Karen Marie Moning shared her book signing and Q&A event for her novel High Voltage. The event photo was a nod to her book cover, and she clearly listed all the information for her event so her readers could bookmark the event, share it, and chat with other readers who were going!
11. Don’t forget giveaways!
Whether you’re in the prerelease stage or have just launched your book, giveaways are a great way to attract new readers and collect early-stage book reviews. A best practice for book giveaways is to keep it simple — encourage readers to like and/or comment on your post for a chance to win, set a deadline, and then contact a randomly selected winner. Also include a graphic to catch readers’ eyes!
Romance author Debbie Macomber shared her giveaway post for an advanced reader copy of Twelve Days of Christmas with all of the details in the caption, also making the details for entry very clear and easy to understand!
When running giveaways or contests on Facebook, be sure to familiarize yourself with and follow Facebook’s promotion policies.
12. Tag other pages to boost visibility
Tagging other pages, whether they be publishers, booksellers, agencies, or other authors, can boost the visibility of your posts, exposing your page to new readers.
Children’s book author Gail D. Villanueva tagged her publisher and her literary agency in her news update, offering them the chance to reshare her post and boost her views.
Author Mark Oshiro tagged a bookstore that would be hosting an event for them and three other authors. Now, fans of the Books Are Magic bookstore could be exposed to Mark’s page as the event may now appear in their own newsfeeds (seen as “Books Are Magic was tagged in…”) — and might follow Mark as well!
13. Link to your other sites
Make it easy for visitors to your Facebook Page to learn even more about you, and follow you on your other social pages as well! A simple way to do this is to keep your bio updated with links to your Instagram, Twitter, author website, and more.
Kellye Garrett linked to her website and other social media profiles in her bio, so readers could easily find them any time.
You can also boost your book sales by linking to your books’ retailer pages, like romance author Bella Andre did in the post below. Whenever she promotes her novels, Bella includes links to all of her online retail locations, giving readers an easy way to click through and purchase!
On her feed, author Adriana Trigiani linked to her book’s page on BookBub, calling attention to her discounted price promotion.
14. Add the shoppable feature
Since you’re already putting in the hard work to optimize your profile, why not let Facebook make you some sales? Facebook Shop allows you to list as many products as you’d like, view customer insights (more on that later), and even have your products featured in the Marketplace — bringing new eyes to your books. Note: You can only add a shop if your Facebook Page is listed as a business page.
Here we can see author Clarissa Goenawan’s shoppable feature, featuring her novel Rainbirds. Though she’s only featuring one book, she has it listed in multiple formats: hardcover, ebook, and as an audiobook!

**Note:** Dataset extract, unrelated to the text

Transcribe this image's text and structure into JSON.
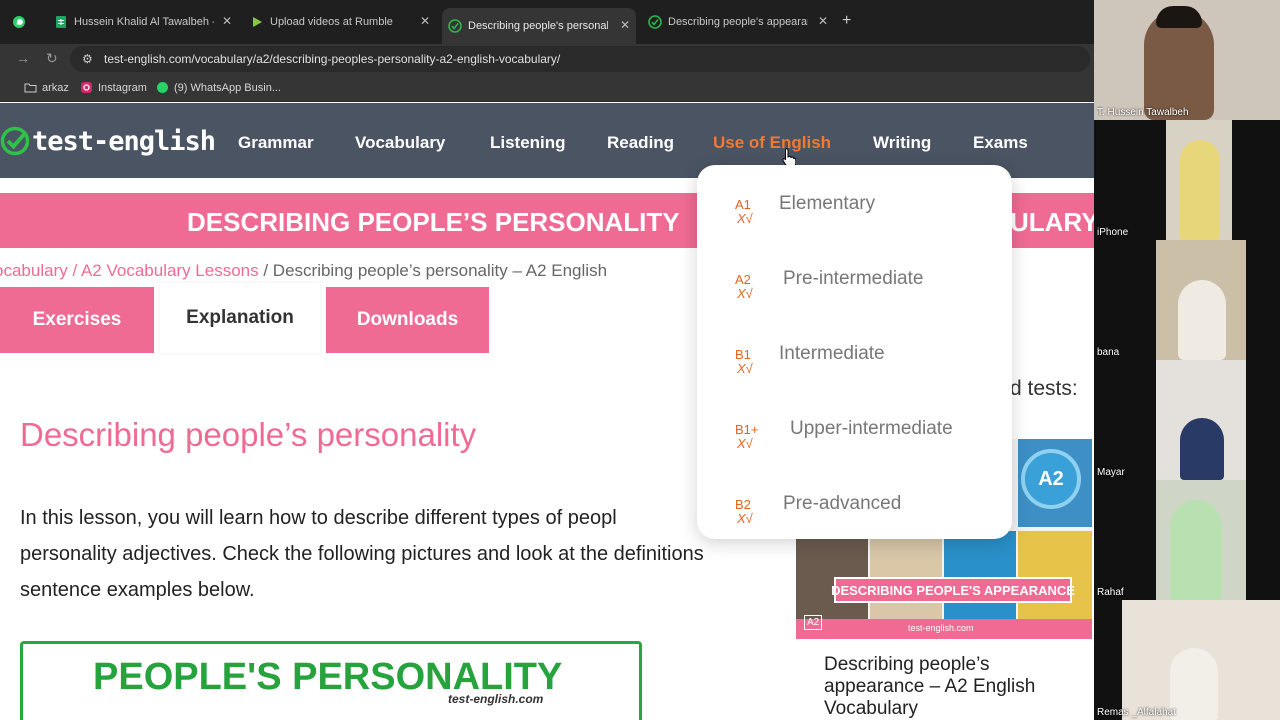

For more clarity on whether Facebook’s shopping feature might be a good match for you, check out their detailed guide. To further explore the capabilities of Facebook tools and learn about best practices, check out our comprehensive guide to online marketing!
15. Use Insights to track activity
Don’t forget to track how your author page is growing. With Facebook Insights, you can track the performance of both individual posts and your overall page growth — with figures such as reach, engagements, and clicks, as well as data that taps into the demographics of your audience.
By knowing your readers, you can anticipate their interests, allowing you to cater your content to be that much more engaging! This can also be a great way to discover exactly who your target market is — and then you can capitalize on reaching the right readers.